Problems with resets

When a user forgets their password on most e-commerce sites, there generally exists a reset function allowing them to reset or create a new passphrase. The question here is, if you require users to have eight characters or more in their password, why would you allow such a common reset function?

The answer is simplicity. We don't want to make things difficult for the customer. This is a valid concern, however, how many customers do we expect to retain if their credentials are compromised.

Some of the more common secret questions include:

  • What type of vehicle was sure first car?
  • What is your favourite colour?
  • What is the name your pet?
  • what is your mother's maiden name?
The issue with these is quite simple. They provide very small key spaces. If we look at these one by one we can see just how small they actually are. First what type of vehicle was your first car can be entered with a key space based on a selection of approximately 30 major manufacturers. In fact, if we know something more about the user this can be narrowed down further but at worst, most of our accounts will yield to the equivalent of a one character password.

Next, how many colours are there? this is a confusing question in a way as we are not looking at how many colours actually exist but how many common names of colours exist. The fact that your computer displays 16 million or more colours is irrelevant. Ask yourself how many of those can you action in name. In fact, there are seven main colours that people are likely to choose out of a possible choice (dependent on their vocabulary) of between 20 and 100. By selecting a "key space" of 20 we would account for at least 95% of the population. After all do any all the accounts on a system just the majority of them.

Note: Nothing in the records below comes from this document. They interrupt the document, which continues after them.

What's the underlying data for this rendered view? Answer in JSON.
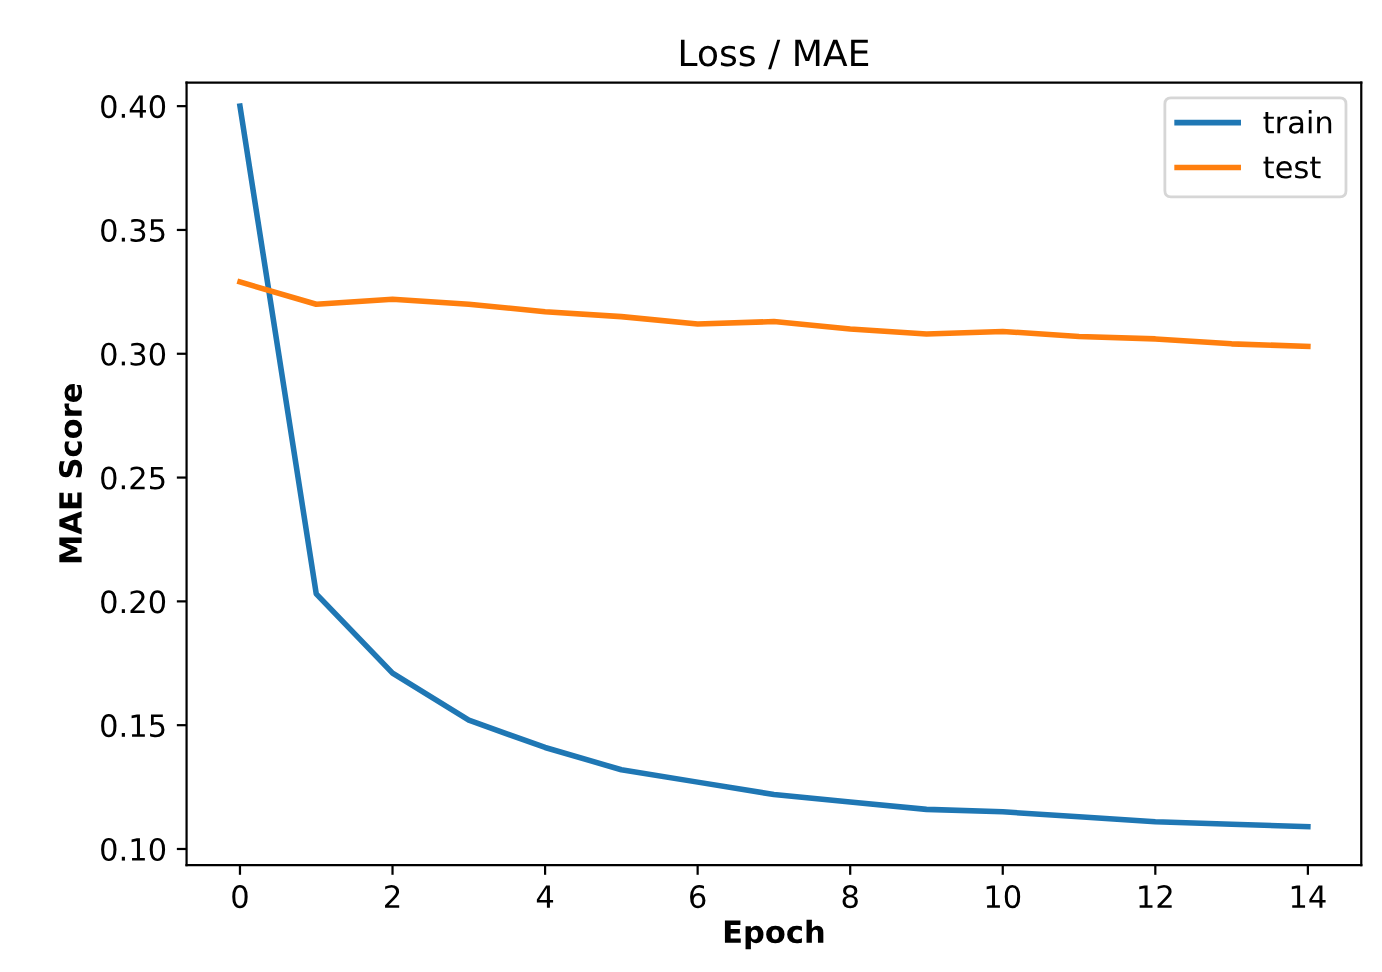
{
  "chart_data": {
    "type": "line",
    "title": "Loss / MAE",
    "xlabel": "Epoch",
    "ylabel": "MAE Score",
    "x": [
      0,
      1,
      2,
      3,
      4,
      5,
      6,
      7,
      8,
      9,
      10,
      11,
      12,
      13,
      14
    ],
    "series": [
      {
        "name": "train",
        "color": "#1f77b4",
        "values": [
          0.4,
          0.203,
          0.171,
          0.152,
          0.141,
          0.132,
          0.127,
          0.122,
          0.119,
          0.116,
          0.115,
          0.113,
          0.111,
          0.11,
          0.109
        ]
      },
      {
        "name": "test",
        "color": "#ff7f0e",
        "values": [
          0.329,
          0.32,
          0.322,
          0.32,
          0.317,
          0.315,
          0.312,
          0.313,
          0.31,
          0.308,
          0.309,
          0.307,
          0.306,
          0.304,
          0.303
        ]
      }
    ],
    "xlim": [
      -0.7,
      14.7
    ],
    "xticks": [
      0,
      2,
      4,
      6,
      8,
      10,
      12,
      14
    ],
    "ylim": [
      0.0935,
      0.4095
    ],
    "yticks": [
      {
        "value": 0.1,
        "label": "0.10"
      },
      {
        "value": 0.15,
        "label": "0.15"
      },
      {
        "value": 0.2,
        "label": "0.20"
      },
      {
        "value": 0.25,
        "label": "0.25"
      },
      {
        "value": 0.3,
        "label": "0.30"
      },
      {
        "value": 0.35,
        "label": "0.35"
      },
      {
        "value": 0.4,
        "label": "0.40"
      }
    ],
    "legend": "top right",
    "grid": false
  }
}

The name of your pet is another common question that has a simple answer. The majority of people used the same names for their pets and on top of this they are generally easy to discover as they may be blogged, stored on social networking or otherwise easily available. Our key space would be expected to be in the order of between 20 and 30 names to cover about 90% of the population.

the last secret is a little bit more difficult, excepting of course if your mother had Smith, Jones or Wright as a last name for instance. In this case the secret name space is larger, however, it is still simple to compromise. It is generally not that difficult to find out someone's mother's maiden name. The increasing use of genealogy networks, blogging and other means make targeted attacks extremely simple.

When setting secret questions, it is essential that multiple questions are selected. Have the client create three or four secret question and answer combinations. Randomly assign two of these at the time of reset. Rather than a simple recovery from a single short question, as least adds an element of randomness and makes it more difficult to compromise.

Even taking into account a random selection of 4 questions, our key space is still only in the order of 200k characters (most of which are dictionary words). We're still only looking at something simple but least it is a marked improvement on the single question and 1 in 20 guessing exercise.